Pobres bancando pobres
No dia 11 de novembro, o governo apresentou o programa "Emprego Verde Amarelo" - na verdade, uma nova Reforma Trabalhista revestida de Medida Provisória. Entre as medidas propostas, está a redução nos custos de contratação de jovens entre 18 e 29 anos para vagas que paguem até 1,5 salário mínimo durante dois anos. Para tanto, prevê-se a desoneração da folha de pagamento, com a retirada da contribuição patronal de 20% ao INSS. O ministro da Economia, Paulo Guedes, quer que isso seja bancado com uma taxa de 7,5% a ser cobrada das parcelas de quem recebe seguro-desemprego.

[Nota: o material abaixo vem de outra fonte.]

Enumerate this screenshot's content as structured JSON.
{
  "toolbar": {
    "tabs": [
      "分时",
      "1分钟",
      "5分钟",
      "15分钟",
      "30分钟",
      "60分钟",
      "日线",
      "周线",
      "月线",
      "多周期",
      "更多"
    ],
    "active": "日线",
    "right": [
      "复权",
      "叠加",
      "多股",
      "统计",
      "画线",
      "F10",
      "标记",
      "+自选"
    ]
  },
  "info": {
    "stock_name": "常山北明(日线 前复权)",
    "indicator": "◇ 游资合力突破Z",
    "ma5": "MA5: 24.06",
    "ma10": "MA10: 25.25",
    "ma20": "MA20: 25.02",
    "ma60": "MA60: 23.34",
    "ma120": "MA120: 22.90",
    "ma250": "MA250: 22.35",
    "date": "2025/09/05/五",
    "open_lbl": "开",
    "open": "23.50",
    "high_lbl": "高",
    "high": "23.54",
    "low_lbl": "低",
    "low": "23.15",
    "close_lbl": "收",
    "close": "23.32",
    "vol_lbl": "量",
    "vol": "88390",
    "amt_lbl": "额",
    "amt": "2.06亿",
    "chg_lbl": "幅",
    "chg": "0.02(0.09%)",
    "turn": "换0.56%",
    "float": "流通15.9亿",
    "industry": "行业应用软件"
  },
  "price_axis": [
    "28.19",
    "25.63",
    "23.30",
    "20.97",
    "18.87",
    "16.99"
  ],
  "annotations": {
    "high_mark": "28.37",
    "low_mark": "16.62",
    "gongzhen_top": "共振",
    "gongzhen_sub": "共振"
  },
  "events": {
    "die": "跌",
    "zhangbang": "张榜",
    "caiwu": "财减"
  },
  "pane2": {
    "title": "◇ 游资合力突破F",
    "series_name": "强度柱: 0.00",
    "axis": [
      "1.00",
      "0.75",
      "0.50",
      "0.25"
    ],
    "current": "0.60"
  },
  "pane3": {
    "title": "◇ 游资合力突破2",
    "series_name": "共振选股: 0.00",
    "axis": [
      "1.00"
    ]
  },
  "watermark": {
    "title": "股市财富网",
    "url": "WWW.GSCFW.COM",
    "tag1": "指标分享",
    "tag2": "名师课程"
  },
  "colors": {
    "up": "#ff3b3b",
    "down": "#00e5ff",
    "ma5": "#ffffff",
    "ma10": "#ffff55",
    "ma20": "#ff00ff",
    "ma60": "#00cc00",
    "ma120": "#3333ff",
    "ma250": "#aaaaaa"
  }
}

Representantes de partidos da oposição e do centrão no Congresso Nacional criticaram a medida. Acreditam que ela sofrerá resistência por ser socialmente insensível, uma vez que é baseada na redução de um benefício a um grupo já vulnerável. Circulou uma ironia nos corredores do Congresso: "ao invés de criar um Imposto sobre Grandes Fortunas, Bolsonaro preferiu uma Taxação sobre Grandes Pobrezas".
Partidos de oposição reclamam que o governo federal ainda não apresentou proposta sólida para fomentar a assinatura de carteiras de trabalho. Afirmam que, pelo contrário, a nova Reforma Trabalhista do governo deve estimular ainda mais a precarização.
A avaliação entre parlamentares é que se empregos formais estiverem sendo gerados em grande quantidade e a renda média cresça significativamente no ano que vem, boa arte das classes média e baixa apoiará o governo, votando em seus candidatos nas eleições municipais. Mesmo aqueles que discordam da agenda ultraconservadora de Bolsonaro podem tapar o nariz e seguir em frente. Contudo, caso isso se mostre distante, a classe trabalhadora - como foi visto na reeleição de Lula, em 2006, sob o impacto da crise do Mensalão - pode, cansada, procurar outras alternativas que não as promessas do capitão.
Empreender vs "se virar"
É excelente que as pessoas abram seu próprio negócio. O problema é quando isso não ocorre por opção, resultado de um movimento empreendedor voluntário, mas por falta dela, de forma não planejada, por necessidade. Ou, melhor, desespero. E é isso o que está acontecendo em muitos casos: pessoas sendo obrigadas a empreender de forma precária, inclusive com abertura formal de pessoa jurídica, que se parecem mais com trabalhadores informais e autônomos remendados do que com empreendedores independentes. Lembrando que esses casos raramente garantem o pacote básico de proteção para eles e suas famílias, mantendo-os em um grau preocupante de vulnerabilidade social e econômica.
Para sobreviver à crise, uma parte dos trabalhadores expulsos do mercado formal tornaram-se vendedores de comida na rua, como já identificou o IBGE. Aumentou a procura por comida mais barata do que a servida em lanchonetes e restaurantes. Daí, percebendo isso, a população desempregada tratou de se arrumar e correu para garantir oferta de alimentos mais baratos aonde havia demanda para tanto. Ou seja, gente desempregada vendendo alimento na rua para pessoas que não têm mais dinheiro para comer em restaurantes.
Como já disse aqui, para alguns, quanto mais liberdade se dê ao empreendedor mais nos aproximamos do fim de uma suposta tutela do Estado sobre os trabalhadores. Para outros, contudo, o atual ambiente não é de estímulo ao empreendedorismo, mas de cristalização da precarização do trabalho. No meio, um problema: nem todos desejam ou podem empreender, preferindo ser assalariados, trabalhando naquilo que aprenderam e sabem fazer bem. Neste caso, o que fazer? Esperar um próximo governo com um plano eficazes de geração de emprego e renda?